いったいどういった選び方をしたら、このようないつもの顔ぶれになるのだろう。

「何だかA班で実験していた頃を思い出すわね……」

「…………」

僕は頭を抑えつつ、先が思いやられるなと思ってふらついた。
少数精鋭と聞いていたが、まさか同級生の班員たちと言ういつものメンツで研究する事になるとは。

しかしよくよく考えてみる。
第三研究室には優秀な研究員が多く居るが、オリヴィアとクラウスはまだ若いとは言え相当優秀な人材だ。
なにしろ、僕らの世代は黄金期と呼ばれ、A班は特別天才ぞろいと言われていたから。

この若い僕にリーダーを務めさせる上で、やりやすいチームを作ったと言う事だろうか。
それとも必然的に、彼らの力が必要となると言う事だろうか。

ここで少し、学生時代の班員たちの話をしよう。

僕らは王都の魔法学校の、特に成績の良い上位クラスに在籍していたが、その中でも一際異彩を放つA班の班員だった。

6人いた班員のうち、オリヴィアが班長で、僕とクラウスがただの班員。
オリヴィアは学年の主席争いをしていたほどの優等生だったし、クラウスは魔法式の計算において誰にも負ける事は無かった。
僕は魔法薬学に関して教授たちと渡り合えると言われたほど突出した知識と技術を持っていたが、それ以外に関しては並の人間であった。

現在宮廷画家となったフィオナルド・コレーは、これまたとんでもない天才肌で、造形魔法学や自然魔法学、想像魔法学などあらゆる分野で特異な才能を持っていたが、何故か王宮画家をしている。

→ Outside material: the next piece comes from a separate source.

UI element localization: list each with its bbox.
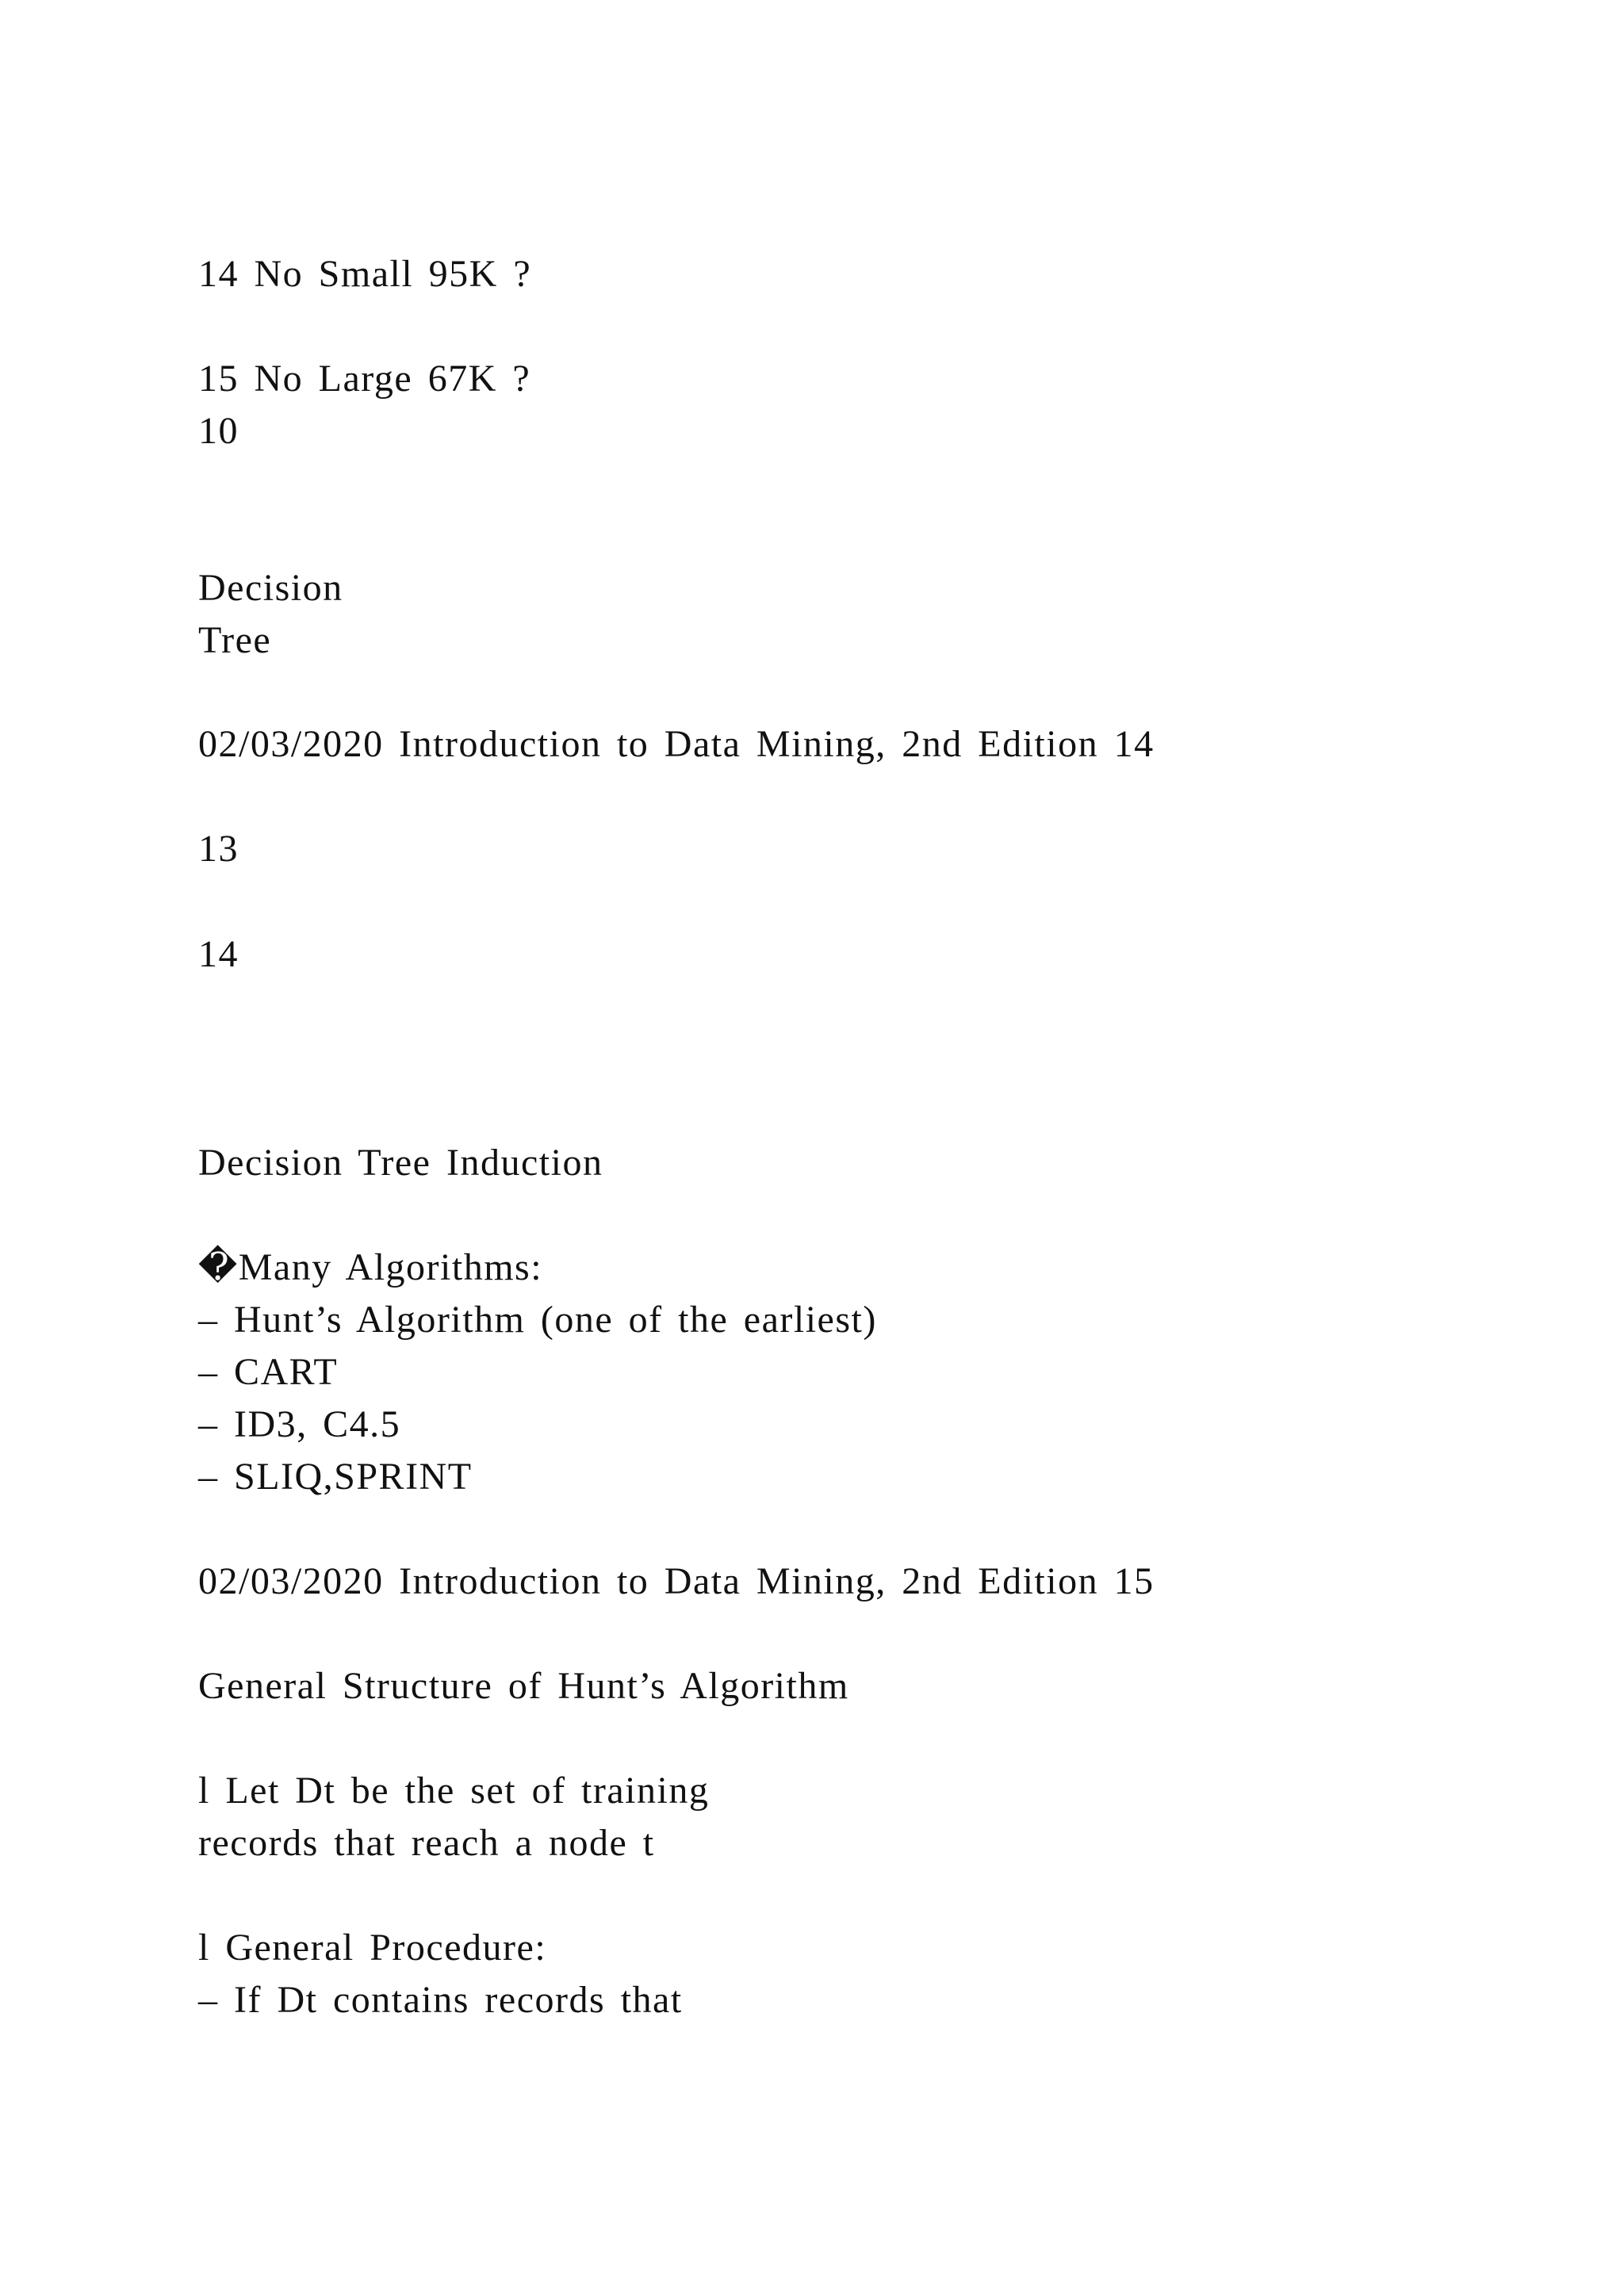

残りの二人は、副班長であったウェルナー・セバリュスと、女子班員だったチェチーリエ・プリズ。
ウェルナーは正義感が強く戦闘魔法が得意で、研究室ではなく魔法兵の道へ。
チェチーリエはふわふわした女性らしい生徒で、民俗魔法学の偉い教授の娘で、そのままそちらの学者となった。






「そもそも、妖精をゼリーにするなんて、どういった原理なんでしょうね」

「……僕が思うに、妖精の変化の力を強制的に発動させているんじゃないだろうか。妖精は好き勝手に、あらゆるものに変化する力を持っている」

「なるほど。薬に、強制的にゼリーになるよう魔法式を組み込んで、スリープさせているって事か……」

オリヴィアとクラウス、僕という顔ぶれが集まった後、まず、会議をした。
いったい、今何が必要で、どういった情報が重要なのかまとめ、魔法薬学の視点から考えてみる。
その中で、妖精を魔法薬品によって強制的に変化の力を発揮させているのでは……と言う推論に至った。
要するに、魔法薬が妖精をゼリーにしているのではなく、魔法薬は妖精の変化の力に何かしらの命令を出してるのだ。そしてそのまま、妖精たちを強制的に眠らせている。

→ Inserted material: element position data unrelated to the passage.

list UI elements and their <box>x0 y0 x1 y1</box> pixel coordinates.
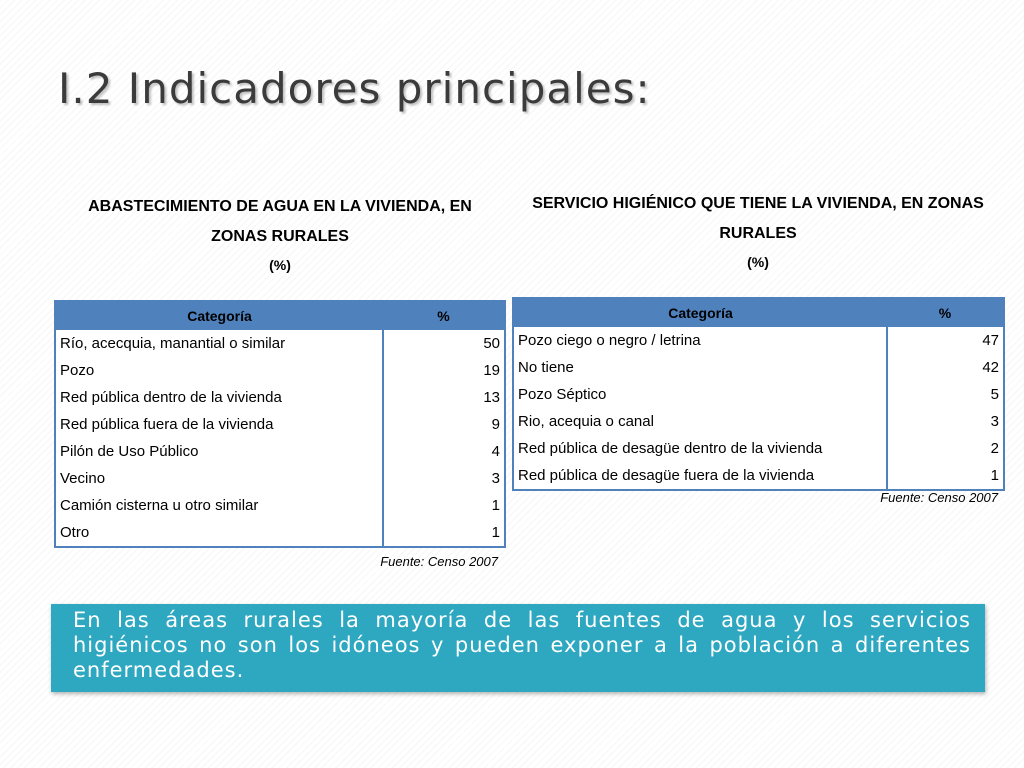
row-category: Vecino <box>55 465 383 492</box>
sanitation-caption <box>512 189 1004 275</box>
row-value: 1 <box>491 524 500 541</box>
table-row <box>513 408 1004 435</box>
header-category: Categoría <box>513 298 887 327</box>
row-category: Pilón de Uso Público <box>55 438 383 465</box>
table-row <box>55 384 505 411</box>
water-supply-source: Fuente: Censo 2007 <box>380 554 498 569</box>
row-category: Rio, acequia o canal <box>513 408 887 435</box>
water-supply-caption-unit: (%) <box>269 257 291 273</box>
table-row <box>513 462 1004 490</box>
sanitation-source: Fuente: Censo 2007 <box>880 490 998 505</box>
table-row <box>55 330 505 357</box>
row-category: Red pública dentro de la vivienda <box>55 384 383 411</box>
sanitation-table <box>512 297 1005 491</box>
row-category: Red pública de desagüe fuera de la vivienda <box>513 462 887 490</box>
conclusion-text: En las áreas rurales la mayoría de las fuentes de agua y los servicios higiénicos no son los idóneos y pueden exponer a la población a diferentes enfermedades. <box>73 608 971 682</box>
table-row <box>513 327 1004 354</box>
row-category: Red pública fuera de la vivienda <box>55 411 383 438</box>
row-value: 13 <box>483 389 500 406</box>
row-category: Pozo Séptico <box>513 381 887 408</box>
sanitation-caption-unit: (%) <box>747 254 769 270</box>
row-category: Red pública de desagüe dentro de la vivienda <box>513 435 887 462</box>
row-category: Pozo <box>55 357 383 384</box>
table-row <box>55 519 505 547</box>
table-row <box>513 381 1004 408</box>
row-category: Río, acecquia, manantial o similar <box>55 330 383 357</box>
table-row <box>55 492 505 519</box>
header-percent: % <box>383 301 505 330</box>
row-value: 2 <box>990 440 999 457</box>
row-category: Pozo ciego o negro / letrina <box>513 327 887 354</box>
row-category: No tiene <box>513 354 887 381</box>
row-value: 19 <box>483 362 500 379</box>
table-row <box>513 354 1004 381</box>
row-value: 5 <box>990 386 999 403</box>
table-row <box>55 438 505 465</box>
slide-title: I.2 Indicadores principales: <box>58 64 651 113</box>
row-value: 4 <box>491 443 500 460</box>
row-value: 50 <box>483 335 500 352</box>
row-category: Camión cisterna u otro similar <box>55 492 383 519</box>
row-value: 47 <box>982 332 999 349</box>
table-row <box>55 465 505 492</box>
row-category: Otro <box>55 519 383 547</box>
row-value: 3 <box>491 470 500 487</box>
row-value: 1 <box>990 467 999 484</box>
water-supply-table <box>54 300 506 548</box>
header-category: Categoría <box>55 301 383 330</box>
row-value: 3 <box>990 413 999 430</box>
water-supply-caption-line2: ZONAS RURALES <box>211 228 349 245</box>
table-header-row <box>55 301 505 330</box>
conclusion-box <box>51 604 985 692</box>
row-value: 42 <box>982 359 999 376</box>
water-supply-caption <box>55 192 505 278</box>
table-row <box>513 435 1004 462</box>
row-value: 1 <box>491 497 500 514</box>
water-supply-caption-line1: ABASTECIMIENTO DE AGUA EN LA VIVIENDA, EN <box>88 198 472 215</box>
row-value: 9 <box>491 416 500 433</box>
table-header-row <box>513 298 1004 327</box>
header-percent: % <box>887 298 1004 327</box>
sanitation-caption-line2: RURALES <box>719 225 797 242</box>
table-row <box>55 411 505 438</box>
table-row <box>55 357 505 384</box>
sanitation-caption-line1: SERVICIO HIGIÉNICO QUE TIENE LA VIVIENDA, EN ZONAS <box>532 195 984 212</box>
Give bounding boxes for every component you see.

もしこれが正しければ、逆に妖精たちを強制的に起こして、元に戻る様に促す魔法式を組み込んだ薬を作れば良いと言う事になる。

妖精ゼリーの現物だけはあるが、やはりどうしても例の“魔法薬品”が欲しいのと、妖精に関する専門的な知識が欲しいところだ。



ランチの時間の事だった。クラウスとオリヴィアはホテルのレストランへ向かったが、僕にはベルルの作ってくれたお弁当があるからと、一人地下に留まっていた。今日はオムレツサンドだった。
美味くできていたので、それを完食してしまい、今後の事を考えつつ、部屋に用意されてあったティーセットのお茶を飲んで、ホッと息をつく。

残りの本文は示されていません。